Bernouilli's principle: A simple DIY experiment explains how it works  

Physics can get quite tricky for school-goers to fully comprehend when learnt only theoretically. Practical experimentation is the best way to not merely ensure clear understand of physics, but to also have fun with science. Here is a simple, DIY floating ping pong activity to help your kid understand a physics concept, known as Bernouilli’s principle. 

Formulated by Daniel Bernouilli, the Bernouilli principle states that an increase in a fluid’s (liquid or gas) speed occurs simultaneously with a decrease in the static pressure or in the fluid’s potential energy. For example, when a truck drives past very fast, it creates a low pressure area around it. As a result, dust gets pulled along with the vehicle in this low pressure area. 

What you will need  

This simple experiment calls for only two materials which you can easily find lying around in the house.  

• 1 ping pong ball 
• 1 plastic straw (ensure that it is flexible) 

Step-by-step guide 

Gather all the materials and help your school goer follow these easy-peasy steps  

• Bend the straw to a 90 degree angle.  
• Hold it in one hand such a way that the shorter portion of the straw is at the end. Ensure that it is pointing up. 
• Gently place the ping pong ball over this short end of the straw. 
• Blow air into the straw. Simultaneously, slowly release your grip over the ball.  
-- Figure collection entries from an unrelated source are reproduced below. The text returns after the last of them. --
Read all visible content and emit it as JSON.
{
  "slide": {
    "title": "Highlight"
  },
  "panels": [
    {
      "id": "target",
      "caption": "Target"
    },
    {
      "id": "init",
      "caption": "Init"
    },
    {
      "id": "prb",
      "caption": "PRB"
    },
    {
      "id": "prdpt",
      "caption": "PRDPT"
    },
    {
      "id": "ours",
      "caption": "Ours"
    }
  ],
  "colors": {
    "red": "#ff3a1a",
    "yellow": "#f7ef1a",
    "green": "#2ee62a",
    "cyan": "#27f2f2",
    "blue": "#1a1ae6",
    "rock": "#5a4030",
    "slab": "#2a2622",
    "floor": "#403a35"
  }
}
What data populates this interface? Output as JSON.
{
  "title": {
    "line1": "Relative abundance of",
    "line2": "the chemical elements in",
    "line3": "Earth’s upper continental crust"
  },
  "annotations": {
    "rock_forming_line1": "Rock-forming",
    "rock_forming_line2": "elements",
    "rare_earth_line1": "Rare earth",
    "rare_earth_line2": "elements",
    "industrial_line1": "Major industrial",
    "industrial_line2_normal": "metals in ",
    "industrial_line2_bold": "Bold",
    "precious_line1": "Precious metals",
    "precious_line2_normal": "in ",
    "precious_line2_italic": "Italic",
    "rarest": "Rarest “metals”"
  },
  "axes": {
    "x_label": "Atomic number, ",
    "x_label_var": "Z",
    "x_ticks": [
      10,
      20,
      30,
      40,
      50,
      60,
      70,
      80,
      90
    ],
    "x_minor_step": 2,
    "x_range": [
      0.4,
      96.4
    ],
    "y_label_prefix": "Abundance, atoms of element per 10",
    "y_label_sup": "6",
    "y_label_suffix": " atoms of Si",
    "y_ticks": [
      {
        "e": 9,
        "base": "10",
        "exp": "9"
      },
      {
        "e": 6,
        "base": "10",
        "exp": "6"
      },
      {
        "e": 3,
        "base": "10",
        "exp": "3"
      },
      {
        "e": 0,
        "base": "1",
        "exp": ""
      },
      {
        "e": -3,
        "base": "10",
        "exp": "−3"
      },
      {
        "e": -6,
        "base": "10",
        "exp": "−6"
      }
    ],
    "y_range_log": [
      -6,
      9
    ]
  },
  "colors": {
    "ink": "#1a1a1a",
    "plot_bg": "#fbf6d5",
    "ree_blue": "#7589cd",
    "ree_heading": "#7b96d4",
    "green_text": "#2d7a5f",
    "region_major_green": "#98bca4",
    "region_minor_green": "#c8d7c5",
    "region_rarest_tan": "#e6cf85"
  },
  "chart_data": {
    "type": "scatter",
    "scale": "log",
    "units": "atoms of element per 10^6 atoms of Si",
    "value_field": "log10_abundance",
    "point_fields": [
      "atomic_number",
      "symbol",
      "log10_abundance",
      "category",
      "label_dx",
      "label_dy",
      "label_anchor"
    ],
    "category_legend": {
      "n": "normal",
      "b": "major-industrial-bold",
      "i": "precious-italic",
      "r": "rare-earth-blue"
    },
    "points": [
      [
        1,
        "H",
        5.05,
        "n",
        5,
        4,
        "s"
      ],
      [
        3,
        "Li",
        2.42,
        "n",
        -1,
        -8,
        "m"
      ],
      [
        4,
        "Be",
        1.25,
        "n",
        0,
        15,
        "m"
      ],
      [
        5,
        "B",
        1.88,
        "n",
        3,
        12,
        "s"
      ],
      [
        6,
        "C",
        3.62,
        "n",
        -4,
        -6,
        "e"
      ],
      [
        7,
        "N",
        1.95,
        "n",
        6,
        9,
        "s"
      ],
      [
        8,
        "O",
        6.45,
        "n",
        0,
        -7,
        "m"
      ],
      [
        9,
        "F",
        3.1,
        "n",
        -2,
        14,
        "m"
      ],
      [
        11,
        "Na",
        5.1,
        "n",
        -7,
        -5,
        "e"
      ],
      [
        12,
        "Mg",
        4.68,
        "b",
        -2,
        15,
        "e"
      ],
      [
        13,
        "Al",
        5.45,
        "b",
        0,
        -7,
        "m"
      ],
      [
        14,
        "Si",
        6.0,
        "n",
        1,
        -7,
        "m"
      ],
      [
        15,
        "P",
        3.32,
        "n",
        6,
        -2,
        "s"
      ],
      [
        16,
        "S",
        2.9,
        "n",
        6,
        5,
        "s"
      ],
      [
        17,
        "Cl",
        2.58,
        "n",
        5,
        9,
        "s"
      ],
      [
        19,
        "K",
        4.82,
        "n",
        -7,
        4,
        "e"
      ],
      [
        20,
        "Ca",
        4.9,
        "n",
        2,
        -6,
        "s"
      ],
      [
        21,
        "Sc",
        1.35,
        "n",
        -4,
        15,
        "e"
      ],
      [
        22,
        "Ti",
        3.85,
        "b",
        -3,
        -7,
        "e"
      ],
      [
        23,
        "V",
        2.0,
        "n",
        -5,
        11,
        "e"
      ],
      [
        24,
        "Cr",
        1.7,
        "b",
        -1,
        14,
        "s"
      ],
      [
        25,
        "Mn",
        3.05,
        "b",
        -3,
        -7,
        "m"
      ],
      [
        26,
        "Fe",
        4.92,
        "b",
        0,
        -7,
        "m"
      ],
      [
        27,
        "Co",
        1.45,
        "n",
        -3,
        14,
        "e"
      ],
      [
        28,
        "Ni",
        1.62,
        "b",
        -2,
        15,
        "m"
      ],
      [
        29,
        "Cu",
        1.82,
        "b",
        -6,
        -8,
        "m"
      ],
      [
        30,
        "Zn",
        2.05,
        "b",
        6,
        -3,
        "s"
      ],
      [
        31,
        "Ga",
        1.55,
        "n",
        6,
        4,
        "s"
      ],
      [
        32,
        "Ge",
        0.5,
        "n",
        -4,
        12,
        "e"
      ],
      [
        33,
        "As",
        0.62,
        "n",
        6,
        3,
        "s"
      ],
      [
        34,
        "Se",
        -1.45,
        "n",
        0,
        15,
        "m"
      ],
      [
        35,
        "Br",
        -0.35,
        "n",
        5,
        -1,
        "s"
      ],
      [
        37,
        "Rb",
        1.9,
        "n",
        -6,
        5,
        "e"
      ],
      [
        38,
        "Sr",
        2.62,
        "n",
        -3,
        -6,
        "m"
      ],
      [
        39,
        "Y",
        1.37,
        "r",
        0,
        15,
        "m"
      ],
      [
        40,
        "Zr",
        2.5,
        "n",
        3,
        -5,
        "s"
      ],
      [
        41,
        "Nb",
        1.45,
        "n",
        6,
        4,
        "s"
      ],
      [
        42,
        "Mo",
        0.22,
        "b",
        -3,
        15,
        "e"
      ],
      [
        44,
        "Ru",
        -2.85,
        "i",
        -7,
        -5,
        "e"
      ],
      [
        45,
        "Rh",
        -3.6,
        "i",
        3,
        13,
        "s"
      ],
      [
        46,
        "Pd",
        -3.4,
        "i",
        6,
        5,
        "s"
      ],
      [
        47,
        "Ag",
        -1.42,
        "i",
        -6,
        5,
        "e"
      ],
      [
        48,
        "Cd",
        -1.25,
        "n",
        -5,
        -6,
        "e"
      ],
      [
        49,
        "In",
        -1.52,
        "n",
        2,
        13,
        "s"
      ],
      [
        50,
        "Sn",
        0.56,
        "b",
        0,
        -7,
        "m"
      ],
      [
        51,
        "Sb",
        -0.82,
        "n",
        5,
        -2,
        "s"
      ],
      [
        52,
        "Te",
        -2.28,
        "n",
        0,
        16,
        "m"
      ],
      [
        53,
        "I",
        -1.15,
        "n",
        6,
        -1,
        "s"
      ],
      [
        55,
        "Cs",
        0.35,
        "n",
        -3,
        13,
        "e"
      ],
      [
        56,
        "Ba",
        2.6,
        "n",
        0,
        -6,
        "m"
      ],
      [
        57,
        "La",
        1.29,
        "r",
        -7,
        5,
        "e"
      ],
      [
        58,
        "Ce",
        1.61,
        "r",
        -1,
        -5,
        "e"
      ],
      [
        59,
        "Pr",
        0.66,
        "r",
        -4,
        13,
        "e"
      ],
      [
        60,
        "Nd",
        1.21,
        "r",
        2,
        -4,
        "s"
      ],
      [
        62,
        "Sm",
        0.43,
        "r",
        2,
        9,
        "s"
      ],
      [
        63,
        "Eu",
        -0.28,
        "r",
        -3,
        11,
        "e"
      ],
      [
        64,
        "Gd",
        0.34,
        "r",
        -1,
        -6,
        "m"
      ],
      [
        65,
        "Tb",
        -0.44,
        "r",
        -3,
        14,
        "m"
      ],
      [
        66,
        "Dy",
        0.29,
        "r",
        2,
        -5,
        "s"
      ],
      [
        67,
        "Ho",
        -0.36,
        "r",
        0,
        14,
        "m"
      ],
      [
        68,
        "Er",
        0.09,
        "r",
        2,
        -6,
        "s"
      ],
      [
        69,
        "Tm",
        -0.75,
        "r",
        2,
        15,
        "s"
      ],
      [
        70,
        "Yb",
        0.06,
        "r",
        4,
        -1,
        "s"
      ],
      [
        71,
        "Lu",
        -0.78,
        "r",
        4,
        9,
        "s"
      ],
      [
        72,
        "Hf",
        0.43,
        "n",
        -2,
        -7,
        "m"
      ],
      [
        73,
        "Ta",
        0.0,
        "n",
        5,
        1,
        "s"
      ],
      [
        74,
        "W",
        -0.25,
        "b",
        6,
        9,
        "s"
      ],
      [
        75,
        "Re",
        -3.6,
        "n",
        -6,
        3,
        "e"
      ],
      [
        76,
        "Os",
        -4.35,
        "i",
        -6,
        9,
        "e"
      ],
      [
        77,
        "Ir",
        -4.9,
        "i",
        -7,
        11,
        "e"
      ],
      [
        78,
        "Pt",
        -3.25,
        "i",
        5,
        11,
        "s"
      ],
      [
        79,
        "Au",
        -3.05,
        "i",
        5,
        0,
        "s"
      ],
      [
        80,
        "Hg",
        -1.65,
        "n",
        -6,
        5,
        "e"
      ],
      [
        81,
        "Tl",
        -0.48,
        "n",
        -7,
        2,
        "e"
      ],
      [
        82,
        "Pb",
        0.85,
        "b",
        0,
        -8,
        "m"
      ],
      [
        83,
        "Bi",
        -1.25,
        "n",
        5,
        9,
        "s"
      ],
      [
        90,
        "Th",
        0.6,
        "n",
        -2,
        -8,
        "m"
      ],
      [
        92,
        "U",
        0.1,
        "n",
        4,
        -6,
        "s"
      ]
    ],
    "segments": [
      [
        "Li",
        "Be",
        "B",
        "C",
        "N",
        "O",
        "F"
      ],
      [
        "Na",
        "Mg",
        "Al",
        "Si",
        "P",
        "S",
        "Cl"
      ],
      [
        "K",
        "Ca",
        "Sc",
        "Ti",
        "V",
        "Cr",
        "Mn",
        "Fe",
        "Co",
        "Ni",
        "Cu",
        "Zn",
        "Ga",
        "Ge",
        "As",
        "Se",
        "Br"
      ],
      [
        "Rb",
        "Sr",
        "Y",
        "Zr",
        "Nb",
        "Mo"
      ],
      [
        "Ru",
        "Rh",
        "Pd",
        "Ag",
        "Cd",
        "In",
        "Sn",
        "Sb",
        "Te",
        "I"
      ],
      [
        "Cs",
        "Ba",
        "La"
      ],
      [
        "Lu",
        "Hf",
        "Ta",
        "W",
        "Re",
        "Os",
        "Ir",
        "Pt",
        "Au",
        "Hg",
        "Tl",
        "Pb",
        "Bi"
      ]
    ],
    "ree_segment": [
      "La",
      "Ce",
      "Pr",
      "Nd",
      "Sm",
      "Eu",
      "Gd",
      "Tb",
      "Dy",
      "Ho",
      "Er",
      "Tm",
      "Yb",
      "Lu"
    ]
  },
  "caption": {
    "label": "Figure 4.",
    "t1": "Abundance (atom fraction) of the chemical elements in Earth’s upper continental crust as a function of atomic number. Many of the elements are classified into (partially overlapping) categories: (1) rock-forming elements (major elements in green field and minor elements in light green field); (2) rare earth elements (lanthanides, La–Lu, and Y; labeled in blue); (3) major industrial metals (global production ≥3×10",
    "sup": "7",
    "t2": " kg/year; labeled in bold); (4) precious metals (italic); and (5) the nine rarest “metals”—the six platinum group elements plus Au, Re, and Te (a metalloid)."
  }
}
• You will notice that the ping pong ball will get suspended in the air. This makes it look like it is magically floating in thin air! 

How exactly is the Bernouilli’s principle at work here? 

As air is blown through the straw, it causes the ping pong ball to float, as witnessed in the activity. The ball stays in the air as a consequence of two fundamental reasons: 1. The air surrounding the ball pushes it in order to keep it afloat. This is similar to when a kite is flown in the sky. 2. The air pushed through the straw employees Bernouilli’s principle. Here, the air which is moving around the ball is located in an area of low pressure as compared to the usual, stationary air around it. When the air is blown through the straw, the ball is trying to escape the lower pressure area. However, the air in the higher pressure area (the stationary air) forces it back to the low pressure area, thus keeping it afloat.